The findings offer, for the first time, a set of standard treatment guidelines for recurrence prevention in this group of patients. Previous studies of chemotherapy plus targeted therapy in women with HER2-positive breast cancer that hadn't spread to nearby lymph nodes included few patients whose tumors were comparatively small (less than 3 cm in diameter). [Breast cancers are deemed HER2-positive if their cells have surplus human epidermal growth factor receptors on their surface, making them extra-sensitive to signals to grow and divide.]
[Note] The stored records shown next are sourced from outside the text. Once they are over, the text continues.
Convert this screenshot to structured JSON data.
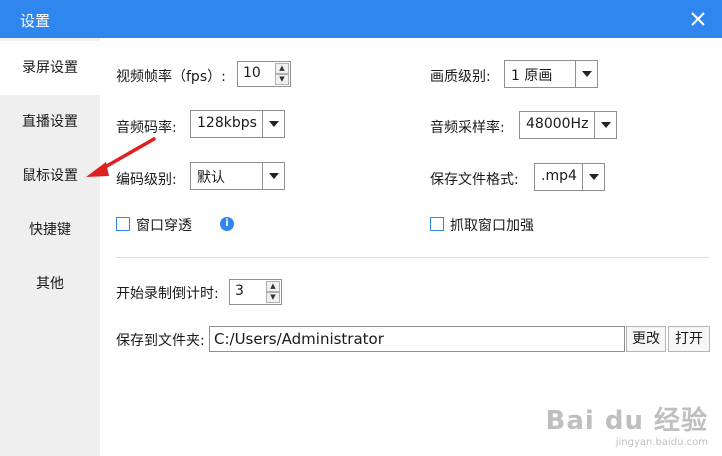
{
  "window": {
    "title": "设置"
  },
  "sidebar": {
    "items": [
      {
        "label": "录屏设置",
        "active": true
      },
      {
        "label": "直播设置"
      },
      {
        "label": "鼠标设置"
      },
      {
        "label": "快捷键"
      },
      {
        "label": "其他"
      }
    ]
  },
  "settings": {
    "fps": {
      "label": "视频帧率（fps）:",
      "value": "10"
    },
    "quality": {
      "label": "画质级别:",
      "value": "1 原画"
    },
    "audio_bitrate": {
      "label": "音频码率:",
      "value": "128kbps"
    },
    "sample_rate": {
      "label": "音频采样率:",
      "value": "48000Hz"
    },
    "encode_level": {
      "label": "编码级别:",
      "value": "默认"
    },
    "file_format": {
      "label": "保存文件格式:",
      "value": ".mp4"
    },
    "window_through": {
      "label": "窗口穿透",
      "checked": false
    },
    "capture_enhance": {
      "label": "抓取窗口加强",
      "checked": false
    },
    "countdown": {
      "label": "开始录制倒计时:",
      "value": "3"
    },
    "save_folder": {
      "label": "保存到文件夹:",
      "value": "C:/Users/Administrator"
    },
    "change_label": "更改",
    "open_label": "打开"
  },
  "watermark": {
    "brand": "Bai du 经验",
    "url": "jingyan.baidu.com"
  },
  "colors": {
    "titlebar": "#2f86ee",
    "sidebar": "#efefef",
    "annotation": "#e02020"
  }
}
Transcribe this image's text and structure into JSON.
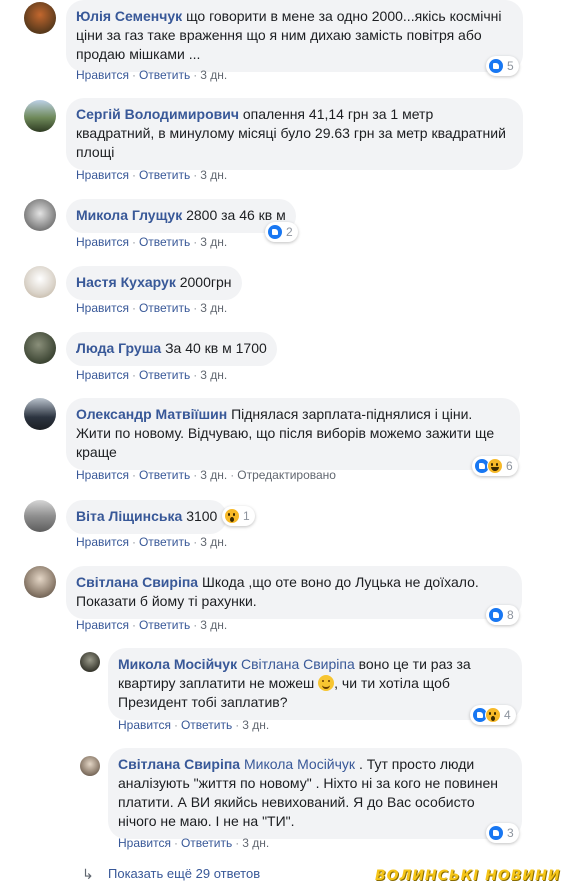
{
  "actions": {
    "like": "Нравится",
    "reply": "Ответить",
    "edited": "Отредактировано"
  },
  "colors": {
    "link": "#385898",
    "bubble": "#f2f3f5",
    "like": "#1877f2",
    "emoji": "#f7b928"
  },
  "comments": [
    {
      "author": "Юлія Семенчук",
      "text": "що говорити в мене за одно 2000...якісь космічні ціни за газ таке враження що я ним дихаю замість повітря або продаю мішками ...",
      "time": "3 дн.",
      "reactions": {
        "icons": [
          "like-icon"
        ],
        "count": "5"
      }
    },
    {
      "author": "Сергій Володимирович",
      "text": "опалення 41,14 грн за 1 метр квадратний, в минулому місяці було 29.63 грн за метр квадратний площі",
      "time": "3 дн."
    },
    {
      "author": "Микола Глущук",
      "text": "2800 за 46 кв м",
      "time": "3 дн.",
      "reactions": {
        "icons": [
          "like-icon"
        ],
        "count": "2"
      }
    },
    {
      "author": "Настя Кухарук",
      "text": "2000грн",
      "time": "3 дн."
    },
    {
      "author": "Люда Груша",
      "text": "За 40 кв м 1700",
      "time": "3 дн."
    },
    {
      "author": "Олександр Матвіїшин",
      "text": "Піднялася зарплата-піднялися і ціни. Жити по новому. Відчуваю, що після виборів можемо зажити ще краще",
      "time": "3 дн.",
      "reactions": {
        "icons": [
          "like-icon",
          "haha-icon"
        ],
        "count": "6"
      }
    },
    {
      "author": "Віта Ліщинська",
      "text": "3100",
      "time": "3 дн.",
      "reactions": {
        "icons": [
          "wow-icon"
        ],
        "count": "1"
      }
    },
    {
      "author": "Світлана Свиріпа",
      "text": "Шкода ,що оте воно до Луцька не доїхало. Показати б йому ті рахунки.",
      "time": "3 дн.",
      "reactions": {
        "icons": [
          "like-icon"
        ],
        "count": "8"
      }
    }
  ],
  "replies": [
    {
      "author": "Микола Мосійчук",
      "mention": "Світлана Свиріпа",
      "text_part1": "воно це ти раз за квартиру заплатити не можеш",
      "text_part2": ", чи ти хотіла щоб Президент тобі заплатив?",
      "time": "3 дн.",
      "reactions": {
        "icons": [
          "like-icon",
          "wow-icon"
        ],
        "count": "4"
      }
    },
    {
      "author": "Світлана Свиріпа",
      "mention": "Микола Мосійчук",
      "text": ". Тут просто люди аналізують \"життя по новому\" . Ніхто ні за кого не повинен платити. А ВИ якийсь невихований. Я до Вас особисто нічого не маю. І не на \"ТИ\".",
      "time": "3 дн.",
      "reactions": {
        "icons": [
          "like-icon"
        ],
        "count": "3"
      }
    }
  ],
  "more_replies": "Показать ещё 29 ответов",
  "watermark": "ВОЛИНСЬКІ НОВИНИ"
}
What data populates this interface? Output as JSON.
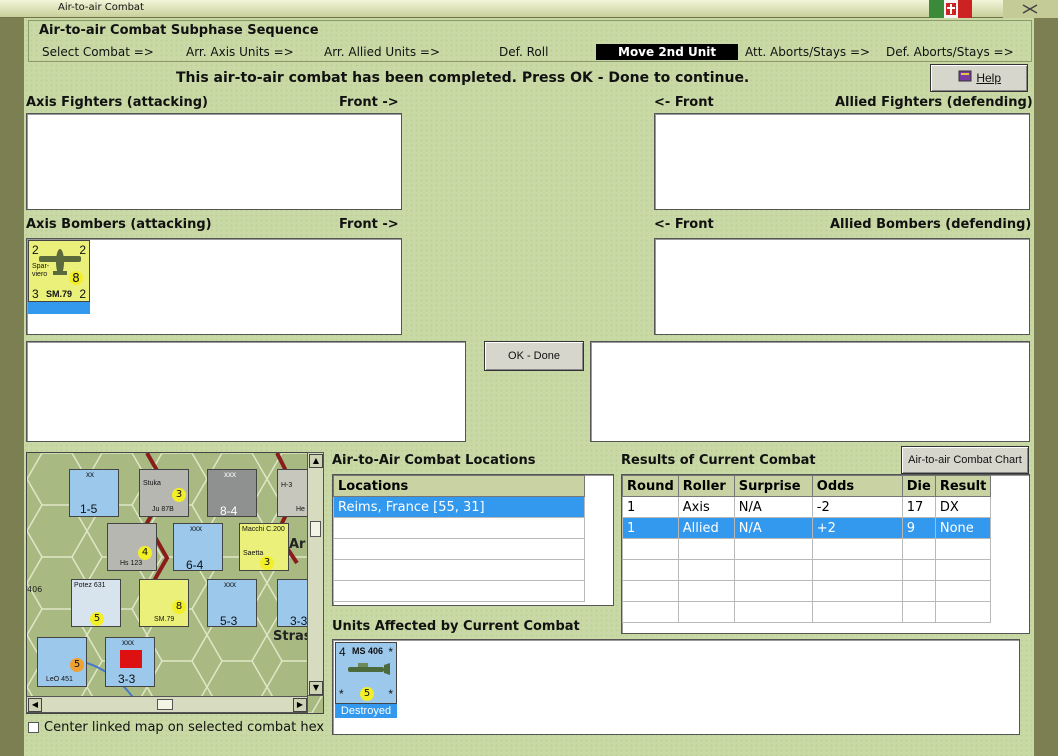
{
  "window": {
    "title": "Air-to-air Combat"
  },
  "sequence": {
    "title": "Air-to-air Combat Subphase Sequence",
    "steps": [
      "Select Combat =>",
      "Arr. Axis Units =>",
      "Arr. Allied Units =>",
      "Def. Roll",
      "Move 2nd Unit",
      "Att. Aborts/Stays =>",
      "Def. Aborts/Stays =>"
    ],
    "active_step": "Move 2nd Unit"
  },
  "status_message": "This air-to-air combat has been completed.  Press OK - Done to continue.",
  "help_label": "Help",
  "axis_fighters": {
    "label": "Axis Fighters (attacking)",
    "front": "Front ->"
  },
  "allied_fighters": {
    "label": "Allied Fighters (defending)",
    "front": "<- Front"
  },
  "axis_bombers": {
    "label": "Axis Bombers (attacking)",
    "front": "Front ->"
  },
  "allied_bombers": {
    "label": "Allied Bombers (defending)",
    "front": "<- Front"
  },
  "bomber_counter": {
    "tl": "2",
    "tr": "2",
    "bl": "3",
    "br": "2",
    "name_line1": "Spar-",
    "name_line2": "viero",
    "model": "SM.79",
    "dot": "8"
  },
  "ok_done_label": "OK - Done",
  "locations": {
    "title": "Air-to-Air Combat Locations",
    "header": "Locations",
    "rows": [
      "Reims, France [55, 31]",
      "",
      "",
      "",
      ""
    ]
  },
  "results": {
    "title": "Results of Current Combat",
    "chart_button": "Air-to-air Combat Chart",
    "columns": [
      "Round",
      "Roller",
      "Surprise",
      "Odds",
      "Die",
      "Result"
    ],
    "rows": [
      [
        "1",
        "Axis",
        "N/A",
        "-2",
        "17",
        "DX"
      ],
      [
        "1",
        "Allied",
        "N/A",
        "+2",
        "9",
        "None"
      ],
      [
        "",
        "",
        "",
        "",
        "",
        ""
      ],
      [
        "",
        "",
        "",
        "",
        "",
        ""
      ],
      [
        "",
        "",
        "",
        "",
        "",
        ""
      ],
      [
        "",
        "",
        "",
        "",
        "",
        ""
      ]
    ]
  },
  "units_affected": {
    "title": "Units Affected by Current Combat",
    "counter": {
      "tl": "4",
      "model": "MS 406",
      "tr": "*",
      "bl": "*",
      "br": "*",
      "dot": "5",
      "status": "Destroyed"
    }
  },
  "map": {
    "counters": [
      {
        "top": "xx",
        "value": "1-5",
        "side": "Cav Rec"
      },
      {
        "top": "",
        "value": "",
        "name": "Stuka",
        "model": "Ju 87B",
        "dot": "3"
      },
      {
        "top": "xxx",
        "value": "8-4",
        "side": "XVII Mot"
      },
      {
        "name": "H-3",
        "model": "He 111"
      },
      {
        "name": "",
        "model": "Hs 123",
        "dot": "4"
      },
      {
        "top": "xxx",
        "value": "6-4",
        "side": "V Inf"
      },
      {
        "name": "Macchi C.200",
        "model": "Saetta",
        "dot": "3"
      },
      {
        "name": "Potez 631",
        "dot": "5"
      },
      {
        "name": "",
        "model": "SM.79",
        "dot": "8"
      },
      {
        "top": "xxx",
        "value": "5-3",
        "side": "XIII Inf"
      },
      {
        "value": "3-3",
        "side": "Mot"
      },
      {
        "model": "LeO 451",
        "dot": "5"
      },
      {
        "top": "xxx",
        "value": "3-3",
        "side": "MAR"
      }
    ],
    "labels": [
      "Ar",
      "Stras",
      "406"
    ]
  },
  "center_checkbox_label": "Center linked map on selected combat hex"
}
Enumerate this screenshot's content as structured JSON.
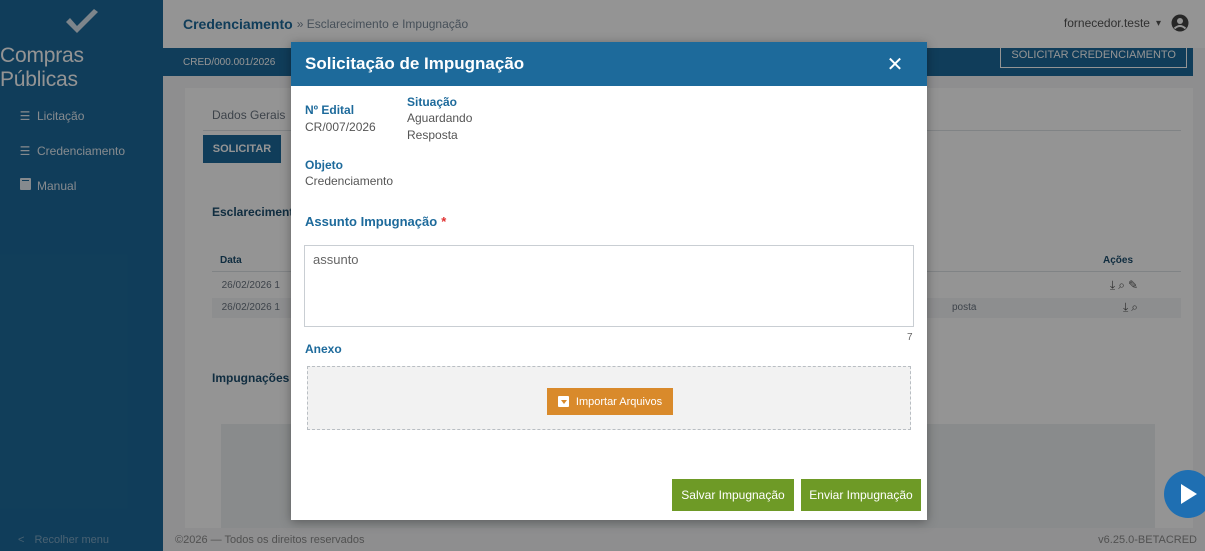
{
  "sidebar": {
    "brand": "Compras Públicas",
    "items": [
      {
        "label": "Licitação",
        "icon": "list-icon"
      },
      {
        "label": "Credenciamento",
        "icon": "list-icon"
      },
      {
        "label": "Manual",
        "icon": "book-icon"
      }
    ],
    "collapse_label": "Recolher menu"
  },
  "header": {
    "title": "Credenciamento",
    "breadcrumb": "» Esclarecimento e Impugnação",
    "user": "fornecedor.teste"
  },
  "subbar": {
    "code": "CRED/000.001/2026",
    "action_label": "SOLICITAR CREDENCIAMENTO"
  },
  "background": {
    "tab_label": "Dados Gerais",
    "solicitar_label": "SOLICITAR",
    "esclarecimentos_title": "Esclarecimentos",
    "impugnacoes_title": "Impugnações",
    "table": {
      "col_data": "Data",
      "col_acoes": "Ações",
      "rows": [
        {
          "date": "26/02/2026 1",
          "status": ""
        },
        {
          "date": "26/02/2026 1",
          "status": "posta"
        }
      ]
    }
  },
  "modal": {
    "title": "Solicitação de Impugnação",
    "edital_label": "Nº Edital",
    "edital_value": "CR/007/2026",
    "situacao_label": "Situação",
    "situacao_value_line1": "Aguardando",
    "situacao_value_line2": "Resposta",
    "objeto_label": "Objeto",
    "objeto_value": "Credenciamento",
    "assunto_label": "Assunto Impugnação",
    "required_mark": "*",
    "assunto_value": "assunto",
    "char_count": "7",
    "anexo_label": "Anexo",
    "import_label": "Importar Arquivos",
    "save_label": "Salvar Impugnação",
    "send_label": "Enviar Impugnação"
  },
  "footer": {
    "copyright": "©2026 — Todos os direitos reservados",
    "version": "v6.25.0-BETACRED"
  },
  "colors": {
    "primary": "#1d6a9b",
    "import_button": "#d98a2b",
    "action_green": "#6e9a26",
    "required": "#e03030"
  }
}
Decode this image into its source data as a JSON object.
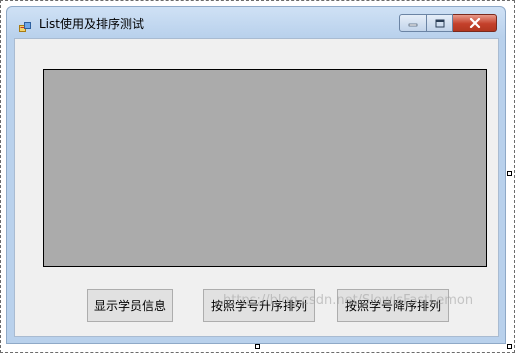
{
  "window": {
    "title": "List使用及排序测试",
    "controls": {
      "minimize_icon": "minimize-icon",
      "maximize_icon": "maximize-icon",
      "close_icon": "close-icon"
    }
  },
  "listbox": {
    "items": []
  },
  "buttons": {
    "show_info": "显示学员信息",
    "sort_asc": "按照学号升序排列",
    "sort_desc": "按照学号降序排列"
  },
  "watermark": "https://blog.csdn.net/SlowIsFastLemon",
  "colors": {
    "client_bg": "#f0f0f0",
    "listbox_bg": "#ababab",
    "button_bg": "#e1e1e1",
    "close_button": "#c4402b"
  }
}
"Smaller, HER2-positive, node-negative [no sign of spread to the lymph nodes] breast cancers are thought to have a high-enough chance of recurring that many doctors have offered patients a combination of chemotherapy and Herceptin [a targeted therapy] to reduce that risk," says the study's senior author, Eric Winer, MD, chief of the division of Women's Cancers in the Susan F. Smith Center for Women's Cancers at Dana-Farber. "But, as this approach hadn't been tested in many women with smaller tumors, we lacked a standard approach to preventing cancer recurrence in these women."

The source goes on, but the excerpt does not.